Девочка прижимала принцессу к груди и молчала. А самая красивая придворная, с мохнатыми крылышками, села ей на носик. И Катя боялась пошевелиться.
В её глазах отражалось кружение бала, и они стали разноцветными. Глаза у принцессы тоже были разноцветные, и она была похожа на девочку. Королева и дочь. Потом придворные поднялись к солнышку, и солнышко стало махать нам разноцветными крылышками.
– В добрый путь! – крикнули королева с принцессой.
Точно, точно, они это вместе крикнули своим придворным.
А мы остались. Нам шумели сосны, обдувал тёплый ветерок, волны с белыми гребнями накатывали на тайную гавань, где стояла эскадра.
В целом мире были королева, принцесса и я. И это был лучший из миров. Как же было хорошо!
Мы сидели на маленькой площадке перед замком. Она достала из сумочки бутерброды. Мы уже собирались поесть, как с крутого обрыва посыпались камни и из кустов показалась страшная рожа пирата. Я испугался немного, уж больно рожа была большая да ещё и на собачьей голове. Я выхватил пистоль и направил на рожу.
– Гав! – пролаяла рожа.
– Шалопай! – воскликнула Катя.
И Шалопай на брюхе сполз к нам.
– Это мама послала за мной, она всегда так делает. А он всегда меня находит. Охрана.
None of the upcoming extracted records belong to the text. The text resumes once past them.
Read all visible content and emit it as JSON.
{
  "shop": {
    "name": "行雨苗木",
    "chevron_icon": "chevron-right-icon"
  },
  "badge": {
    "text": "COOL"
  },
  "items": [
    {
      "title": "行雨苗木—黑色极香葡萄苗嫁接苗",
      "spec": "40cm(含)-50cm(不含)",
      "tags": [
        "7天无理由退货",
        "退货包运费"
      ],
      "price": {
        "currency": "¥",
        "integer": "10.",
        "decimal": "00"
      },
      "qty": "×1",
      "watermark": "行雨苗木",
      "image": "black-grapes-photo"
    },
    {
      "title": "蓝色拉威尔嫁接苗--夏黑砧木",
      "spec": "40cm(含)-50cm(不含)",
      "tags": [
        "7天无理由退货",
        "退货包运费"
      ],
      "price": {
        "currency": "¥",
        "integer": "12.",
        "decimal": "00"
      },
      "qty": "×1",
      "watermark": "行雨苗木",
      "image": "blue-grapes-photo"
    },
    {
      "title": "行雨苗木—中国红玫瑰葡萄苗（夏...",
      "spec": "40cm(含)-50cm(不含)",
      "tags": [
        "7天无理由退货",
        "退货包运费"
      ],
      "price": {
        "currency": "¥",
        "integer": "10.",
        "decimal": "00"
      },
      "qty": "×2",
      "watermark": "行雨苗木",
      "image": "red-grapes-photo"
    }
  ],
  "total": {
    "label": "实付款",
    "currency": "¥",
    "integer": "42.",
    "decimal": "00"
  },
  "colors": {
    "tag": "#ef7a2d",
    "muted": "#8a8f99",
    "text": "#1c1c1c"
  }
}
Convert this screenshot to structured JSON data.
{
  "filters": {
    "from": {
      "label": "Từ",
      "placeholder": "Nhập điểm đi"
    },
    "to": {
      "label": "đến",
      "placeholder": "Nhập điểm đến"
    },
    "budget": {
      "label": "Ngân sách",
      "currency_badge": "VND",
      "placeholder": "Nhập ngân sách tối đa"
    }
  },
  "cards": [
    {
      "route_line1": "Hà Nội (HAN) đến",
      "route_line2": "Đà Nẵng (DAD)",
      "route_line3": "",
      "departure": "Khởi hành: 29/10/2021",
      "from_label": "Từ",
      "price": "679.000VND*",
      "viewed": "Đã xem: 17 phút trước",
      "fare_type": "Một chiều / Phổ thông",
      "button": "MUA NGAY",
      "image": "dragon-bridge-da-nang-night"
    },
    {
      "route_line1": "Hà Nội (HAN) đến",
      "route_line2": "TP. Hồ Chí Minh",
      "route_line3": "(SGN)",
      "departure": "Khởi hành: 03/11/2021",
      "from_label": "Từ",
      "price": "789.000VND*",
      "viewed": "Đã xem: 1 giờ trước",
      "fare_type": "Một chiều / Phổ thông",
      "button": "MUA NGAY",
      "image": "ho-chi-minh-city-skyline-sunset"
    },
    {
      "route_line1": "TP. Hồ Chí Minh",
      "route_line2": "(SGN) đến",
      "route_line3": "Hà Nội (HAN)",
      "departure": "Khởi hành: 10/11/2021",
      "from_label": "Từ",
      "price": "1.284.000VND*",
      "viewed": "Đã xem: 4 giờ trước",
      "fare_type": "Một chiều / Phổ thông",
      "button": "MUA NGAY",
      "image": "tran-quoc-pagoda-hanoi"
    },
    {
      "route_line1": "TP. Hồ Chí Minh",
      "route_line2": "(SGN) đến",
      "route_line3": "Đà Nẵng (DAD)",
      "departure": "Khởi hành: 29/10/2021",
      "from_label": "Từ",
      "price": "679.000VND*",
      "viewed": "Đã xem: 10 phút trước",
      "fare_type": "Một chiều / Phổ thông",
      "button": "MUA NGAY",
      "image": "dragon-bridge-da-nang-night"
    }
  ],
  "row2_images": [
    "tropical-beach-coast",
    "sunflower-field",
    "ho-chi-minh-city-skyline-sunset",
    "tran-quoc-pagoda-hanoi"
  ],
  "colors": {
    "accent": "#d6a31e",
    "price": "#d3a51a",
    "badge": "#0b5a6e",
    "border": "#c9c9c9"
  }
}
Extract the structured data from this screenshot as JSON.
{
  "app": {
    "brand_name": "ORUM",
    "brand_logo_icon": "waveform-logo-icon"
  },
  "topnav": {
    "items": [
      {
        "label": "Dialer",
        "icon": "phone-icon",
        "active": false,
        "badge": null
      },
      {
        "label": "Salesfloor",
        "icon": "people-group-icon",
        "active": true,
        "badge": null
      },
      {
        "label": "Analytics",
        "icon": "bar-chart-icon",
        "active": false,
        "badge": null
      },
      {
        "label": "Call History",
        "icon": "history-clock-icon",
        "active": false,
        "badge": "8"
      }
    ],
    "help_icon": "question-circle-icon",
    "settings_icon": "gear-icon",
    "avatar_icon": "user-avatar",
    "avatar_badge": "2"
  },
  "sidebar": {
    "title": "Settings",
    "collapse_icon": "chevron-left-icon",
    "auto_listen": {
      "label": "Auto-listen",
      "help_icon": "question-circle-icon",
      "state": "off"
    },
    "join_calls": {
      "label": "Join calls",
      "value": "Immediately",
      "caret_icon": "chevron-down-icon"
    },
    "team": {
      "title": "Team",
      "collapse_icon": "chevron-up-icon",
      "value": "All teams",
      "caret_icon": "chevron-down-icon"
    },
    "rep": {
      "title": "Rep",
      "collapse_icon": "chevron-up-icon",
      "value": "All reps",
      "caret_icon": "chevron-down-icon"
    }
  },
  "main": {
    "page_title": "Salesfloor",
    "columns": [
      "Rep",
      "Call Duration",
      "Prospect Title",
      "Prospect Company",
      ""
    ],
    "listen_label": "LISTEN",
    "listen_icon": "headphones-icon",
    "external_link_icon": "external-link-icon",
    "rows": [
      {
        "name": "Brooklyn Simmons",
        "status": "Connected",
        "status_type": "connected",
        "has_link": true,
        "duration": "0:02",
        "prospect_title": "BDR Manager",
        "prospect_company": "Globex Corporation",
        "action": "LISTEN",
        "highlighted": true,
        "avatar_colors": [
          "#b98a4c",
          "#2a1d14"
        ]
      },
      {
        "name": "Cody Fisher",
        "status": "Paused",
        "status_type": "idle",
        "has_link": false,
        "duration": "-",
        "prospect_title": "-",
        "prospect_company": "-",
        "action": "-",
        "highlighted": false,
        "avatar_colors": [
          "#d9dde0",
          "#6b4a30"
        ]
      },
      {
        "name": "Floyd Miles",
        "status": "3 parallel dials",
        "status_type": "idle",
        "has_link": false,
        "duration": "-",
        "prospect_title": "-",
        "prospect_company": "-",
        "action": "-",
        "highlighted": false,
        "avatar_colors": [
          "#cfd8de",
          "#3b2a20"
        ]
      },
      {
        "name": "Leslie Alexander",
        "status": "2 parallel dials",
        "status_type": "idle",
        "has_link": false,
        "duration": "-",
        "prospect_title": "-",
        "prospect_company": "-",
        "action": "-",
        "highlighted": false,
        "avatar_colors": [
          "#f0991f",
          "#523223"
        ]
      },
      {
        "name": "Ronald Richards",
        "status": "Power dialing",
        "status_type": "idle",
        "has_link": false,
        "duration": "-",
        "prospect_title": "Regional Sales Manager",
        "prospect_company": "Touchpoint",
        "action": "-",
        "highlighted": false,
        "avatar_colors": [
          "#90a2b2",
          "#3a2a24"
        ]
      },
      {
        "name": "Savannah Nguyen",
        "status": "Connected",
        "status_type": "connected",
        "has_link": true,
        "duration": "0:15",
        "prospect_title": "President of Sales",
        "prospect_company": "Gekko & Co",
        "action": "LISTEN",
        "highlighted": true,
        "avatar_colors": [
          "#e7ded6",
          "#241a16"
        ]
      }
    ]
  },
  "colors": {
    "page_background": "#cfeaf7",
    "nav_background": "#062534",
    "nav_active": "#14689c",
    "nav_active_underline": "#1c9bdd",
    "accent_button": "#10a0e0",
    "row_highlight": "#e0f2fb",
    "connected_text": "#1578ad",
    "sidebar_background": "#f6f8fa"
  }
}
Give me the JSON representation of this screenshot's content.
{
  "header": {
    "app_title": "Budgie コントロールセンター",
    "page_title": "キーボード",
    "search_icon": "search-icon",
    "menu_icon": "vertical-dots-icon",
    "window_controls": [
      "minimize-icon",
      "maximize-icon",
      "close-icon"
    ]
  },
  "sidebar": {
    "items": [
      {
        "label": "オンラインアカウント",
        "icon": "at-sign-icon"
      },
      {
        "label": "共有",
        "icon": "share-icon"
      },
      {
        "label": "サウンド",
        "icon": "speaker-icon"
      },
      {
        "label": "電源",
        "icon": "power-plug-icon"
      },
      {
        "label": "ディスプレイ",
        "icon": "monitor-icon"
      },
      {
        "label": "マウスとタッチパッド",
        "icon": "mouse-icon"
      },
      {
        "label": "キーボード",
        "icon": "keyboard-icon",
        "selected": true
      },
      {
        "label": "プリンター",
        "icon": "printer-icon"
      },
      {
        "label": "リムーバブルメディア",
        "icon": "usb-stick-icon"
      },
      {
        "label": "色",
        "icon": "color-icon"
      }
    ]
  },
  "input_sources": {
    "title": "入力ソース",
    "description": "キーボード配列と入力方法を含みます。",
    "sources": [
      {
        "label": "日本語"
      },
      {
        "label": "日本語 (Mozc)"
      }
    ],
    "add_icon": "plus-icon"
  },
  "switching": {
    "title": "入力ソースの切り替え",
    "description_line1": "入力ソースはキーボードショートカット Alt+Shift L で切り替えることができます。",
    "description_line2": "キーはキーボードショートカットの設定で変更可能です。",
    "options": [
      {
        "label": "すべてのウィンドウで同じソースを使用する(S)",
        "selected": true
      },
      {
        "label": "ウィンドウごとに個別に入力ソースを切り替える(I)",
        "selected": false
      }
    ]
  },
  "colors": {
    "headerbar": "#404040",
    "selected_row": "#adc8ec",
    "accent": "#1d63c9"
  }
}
Он втёрся между нами и стал лизать девочку в лицо, а потом и меня, после чего пошёл в замок, как к себе в будку. Шалопай попробовал землянику, попил из фонтана и лёг греться на солнце. А порода у Шалопая была разная, так сказала девочка. Поэтому он был таким большим и лохматым.
– А почему он Шалопай? – спросил я.
– Он звезду разбил и слопал.
– Дану!
– Рассказать?
– Угу, – единственное, что я мог выдавить из себя после такого.
– Давным-давно это случилось. Я маленькой была. Мы тогда в загородной резиденции жили.
Надо же, в резиденции. И что это такое? Но спросить не решился.
– У меня в саду звезда жила. Ты мне веришь?
– Конечно, это в садах всегда бывает.
– Она только ночью в махоньком прудике появлялась, который я для неё специально сделал. Сначала она только на небе была, но так с ней, моей подружкой, было очень неудобно разговаривать, приходилось всё время голову задирать. А мы ведь крепко подружились. Вот для неё я прудик и сделала, украсила его. Разговоры у нас были хорошими, потому что она приходила в хорошую, ясную погоду. А в плохую меня в сад не пускали, и я не знаю, приходила она или нет. Я всегда одна ходила, никто не знал о ней. А тут мама ко мне охрану приставила, мало ли что. Охранник вёл себя достойно и не шастал по кустам, как днём. А тут он первый прибежал к прудику и уставился на звезду. Наверное, удивился тому, какая она большая. А потом поднял лапу и… бац! Разбил звезду. И стал её лакать, да так шумно. Это, наверно, звезда плакала. И я заплакала. Потому что, когда я подняла голову, она была расплывчатой, неясной. Точно плакала, понимаешь!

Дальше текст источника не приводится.